May-16-06  RookFile: The type of guy that I see Fischer's play here working well against would be somebody like Szabo. He could be a little impetuous with his attacks. Fischer's play was bad strategy because it was predicated against white overextending himself. Against Petrosian, that's simply not going to happen.
May-16-06  ChessPieceFace: <RookFile, KeyPusher> thanks a lot for your discussion of this game. both of you brought great ideas and theories to the table which i soaked up like the sponge i am. people like you all make the learning process much easier for me. :)
May-18-06
Premium Chessgames Member
  keypusher: Generally speaking, Fischer was a really sound positional player even as a boy. Look how he exploits the two bishops here: E Nash vs Fischer, 1956

But Petrosian was able to show weaknesses in Fischer's positional understanding in this tournament, both in this game and in their Caro-Kann encounters.

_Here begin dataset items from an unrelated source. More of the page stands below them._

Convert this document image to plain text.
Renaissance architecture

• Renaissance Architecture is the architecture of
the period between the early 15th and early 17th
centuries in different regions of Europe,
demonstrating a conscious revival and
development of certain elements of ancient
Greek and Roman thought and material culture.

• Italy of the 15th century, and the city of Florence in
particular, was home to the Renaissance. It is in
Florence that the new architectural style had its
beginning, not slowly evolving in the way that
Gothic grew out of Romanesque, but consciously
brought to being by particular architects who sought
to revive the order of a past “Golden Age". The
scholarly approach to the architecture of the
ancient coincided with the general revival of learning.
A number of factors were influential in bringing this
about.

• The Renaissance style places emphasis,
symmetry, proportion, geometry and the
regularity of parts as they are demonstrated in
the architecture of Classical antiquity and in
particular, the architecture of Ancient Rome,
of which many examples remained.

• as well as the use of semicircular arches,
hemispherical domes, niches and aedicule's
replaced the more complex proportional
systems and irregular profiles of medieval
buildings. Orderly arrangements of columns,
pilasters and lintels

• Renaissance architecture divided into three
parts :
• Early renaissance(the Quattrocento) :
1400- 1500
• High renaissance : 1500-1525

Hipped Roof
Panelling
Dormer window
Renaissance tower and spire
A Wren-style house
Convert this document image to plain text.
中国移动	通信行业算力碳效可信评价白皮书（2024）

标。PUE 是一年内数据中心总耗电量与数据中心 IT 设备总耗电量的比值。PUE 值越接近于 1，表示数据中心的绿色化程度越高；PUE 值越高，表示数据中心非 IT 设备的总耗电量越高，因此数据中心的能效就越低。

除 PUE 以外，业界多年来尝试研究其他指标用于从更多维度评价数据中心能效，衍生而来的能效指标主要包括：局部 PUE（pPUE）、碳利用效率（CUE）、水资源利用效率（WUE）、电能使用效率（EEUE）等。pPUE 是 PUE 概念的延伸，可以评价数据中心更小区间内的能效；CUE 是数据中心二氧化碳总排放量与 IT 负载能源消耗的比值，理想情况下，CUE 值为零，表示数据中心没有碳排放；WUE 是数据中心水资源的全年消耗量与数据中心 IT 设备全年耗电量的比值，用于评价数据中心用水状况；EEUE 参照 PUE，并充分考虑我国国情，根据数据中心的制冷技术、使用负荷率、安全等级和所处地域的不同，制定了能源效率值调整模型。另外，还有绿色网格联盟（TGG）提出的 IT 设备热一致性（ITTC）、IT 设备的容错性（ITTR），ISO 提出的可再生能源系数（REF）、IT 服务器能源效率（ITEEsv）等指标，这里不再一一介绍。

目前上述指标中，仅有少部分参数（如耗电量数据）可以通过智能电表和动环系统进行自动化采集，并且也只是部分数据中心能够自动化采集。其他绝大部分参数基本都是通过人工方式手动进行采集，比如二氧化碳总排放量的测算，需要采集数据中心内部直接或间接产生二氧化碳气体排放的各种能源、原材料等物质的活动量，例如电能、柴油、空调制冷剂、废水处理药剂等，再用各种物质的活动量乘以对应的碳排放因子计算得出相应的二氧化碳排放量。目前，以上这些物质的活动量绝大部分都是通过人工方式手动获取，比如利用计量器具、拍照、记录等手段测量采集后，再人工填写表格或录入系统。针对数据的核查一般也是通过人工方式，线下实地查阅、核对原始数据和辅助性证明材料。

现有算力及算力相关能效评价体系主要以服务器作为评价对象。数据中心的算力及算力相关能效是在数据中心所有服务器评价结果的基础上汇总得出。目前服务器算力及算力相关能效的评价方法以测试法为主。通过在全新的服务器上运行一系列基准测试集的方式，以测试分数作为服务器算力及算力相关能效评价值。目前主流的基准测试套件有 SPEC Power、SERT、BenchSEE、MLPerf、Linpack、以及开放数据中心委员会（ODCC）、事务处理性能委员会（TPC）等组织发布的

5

Jul-11-06  dabearsrock1010: 5...Bd6? Fischer loves his bishops.
Jul-12-06
Premium Chessgames Member
  keypusher: If he was that fond of his bishops he wouldn't play 3...Bb4 in the first place.
Jul-12-06  RookFile: Fischer played different with black than he did with white. With white, everything was close to the vest - he somewhat conservatively ground you down. With black, he took all kinds of risks for the win.
Nov-01-08  arsen387: damn, isn't this brilliant? Petrosian was a killer in 60s.
Nov-01-08  AnalyzeThis: Yes, a strategic masterpiece.
Dec-13-08  PugnaciousPawn: It would be a good idea if chessgames.com noted who resigned at the conclusion of the games. Perhaps some brief explanatory notes may be helpful as well (e.g., was there time trouble, a mating net set, etc.).
Apr-23-09  WhiteRook48: 5...Bxc3+! was better
Apr-23-09  AnalyzeThis: Yes, 5....Bxc3+ was better. I suspect that Petrosian was ready for that one too.
Jun-22-09  pom nasayao: Fischer can no longer bear the pawn roll at his queenside, which may mean material loss, or queening of one of the pawns.
Jun-22-09  WhiteRook48: so he'd play 3...d5 then?
Aug-03-10  xombie: Petrosian seems to have scored very well against stonewall formations. As things go, this one was just awful for black.
Feb-25-11  lostgalaxy: Oh my how the T Rex imprisoned the black bishop.

Also very thoughtful when he used the rook to counter attack, leaving the queen home to defend.

Nov-02-15  Conrad93: 5...Bd6 is actually well-established theory.
Nov-03-15  TheFocus: Yes, but I would rather play 5...Be7.

Did Fischer ever play this weak move again?

May-13-18  jabinjikanza: Bishop on b8 coasted bob's game
Dec-31-21
Premium Chessgames Member
  HeMateMe: is this our Bob, having a locked in Bishop after 22 moves?
Dec-31-21  Granny O Doul: I wonder how many times Fischer resigned on the opponent's turn? (I'm not suggesting anyone research this.)
Dec-31-21
Premium Chessgames Member
  ajk68: This game is a textbook example of space advantage. I'm surprised Fischer ever let this happen. His light-squared bishop never got developed and was complete junk. The dark-square bishop got pushed all over the board and ended up on a not-so-great diagonal. He opened up the a-file with no ability to defend the queen side.

I guess he was still young. He probably learned a lot from this game.